Mars Express

Mars Express poster

It was perhaps something she should have anticipated, private investigator Aline Ruby and her partner Carlos Rivera arriving home via Rocosmos flight ME187, the Mars Express, in their custody hacker supreme Roberta Williams accused of causing severe disruption to the systems of high-profile tech industrialist Chris Royjacker only to find that the digital warrant for her arrest no longer exists anywhere in the system…

Unable to detain their suspect despite the certainty of her guilt, distraction is soon found in another case, the family of talented cybernetics student Jun Chow concerned about her whereabouts, missing along with her roommate Dominique Vigy since shortly after an incident when she was attacked in the laboratory by a robot she was working on, Rivera surmising it might have been “jailbroken,” its programming overwritten to allow it to operate autonomously beyond its specified parameters.

Mars Express; Carlos Rivera and Aline Ruby (Daniel Njo Lobé and Léa Drucker) walk the streets of Mars.

The feature debut of director Jérémie Périn co-written with Laurent Sarfati and Jeffrey Paul Kearney, a trip on the Mars Express takes the viewer into a future where the surface of Mars is seen as glittering buildings and open green spaces under blue skies and humanity and artificial life coexist in harmony, but looks are not everything, with anti-robot sentiment leading to violent protests and the original colony tunnels now an underground slum.

A journey which leaves behind the ballet of orbiting satellites of Earth to walk the neon-lit streets of the Red Planet and deeper into the underworld of a supposed technological utopia where students sell the processing power of their brains, if not actual avatars of their bodies and personalities to pay their fees and bills, Mars Express is an animated mystery action film with Léa Drucker, Mathieu Amalric, Marie Bouvet and Daniel Njo Lobé as the voices of Ruby, Royjacker, Williams and Rivera.

Mars Express; Aline Ruby (Léa Drucker) immerses herself in a virtual reality recreation of the attack on missing Jun Chow (Geneviève Doang).

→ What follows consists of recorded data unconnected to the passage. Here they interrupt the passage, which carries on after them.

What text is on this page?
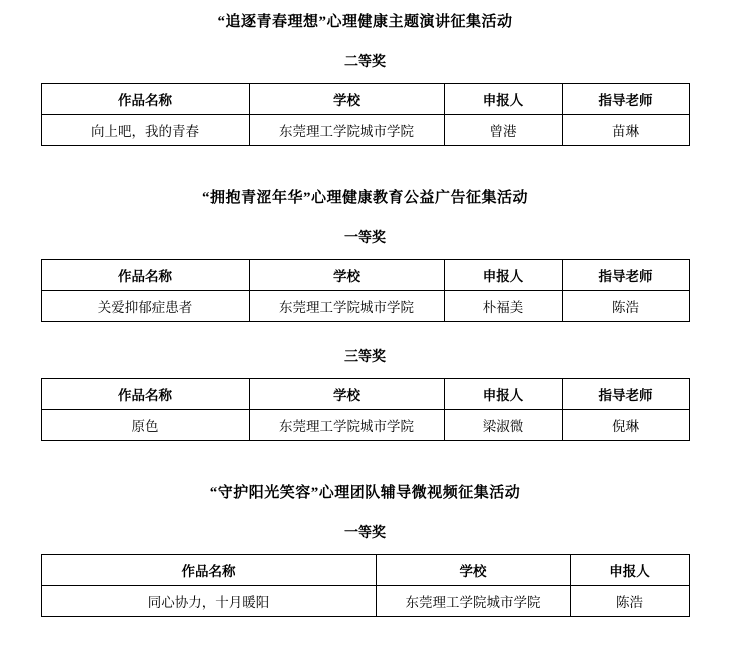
“追逐青春理想”心理健康主题演讲征集活动
二等奖
作品名称	学校	申报人	指导老师
向上吧，我的青春	东莞理工学院城市学院	曾港	苗琳
“拥抱青涩年华”心理健康教育公益广告征集活动
一等奖
作品名称	学校	申报人	指导老师
关爱抑郁症患者	东莞理工学院城市学院	朴福美	陈浩
三等奖
作品名称	学校	申报人	指导老师
原色	东莞理工学院城市学院	梁淑微	倪琳
“守护阳光笑容”心理团队辅导微视频征集活动
一等奖
作品名称	学校	申报人
同心协力，十月暖阳	东莞理工学院城市学院	陈浩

He the most interesting character, the “real” Rivera was declared dead five years previously, his body never found, now a robot inhabited by the recreation of the final download of his memories, neither man nor machine but something of both and clinging to the past of his former life, his widow now remarried and refusing access to his daughter, but also the person best placed to understand the behaviour of the liberated robots.

Ambitious and stunningly designed and rendered, a European production to rival the classics of anime in terms of ambition and its radical vision of tomorrow where the shiny surfaces of the domes and skyscrapers reflect attention away from the inequalities through which capitalism built them, the robots the engineered underclass which keep the wheels turning on the highway to the future, alongside Dune – Part Two it is one of the most exciting science fiction films of the year.

Mars Express is currently touring as part of Si-Fan

Mars Express; the robot uprising begun, the streets of Mars burn as they make their way to the spaceport.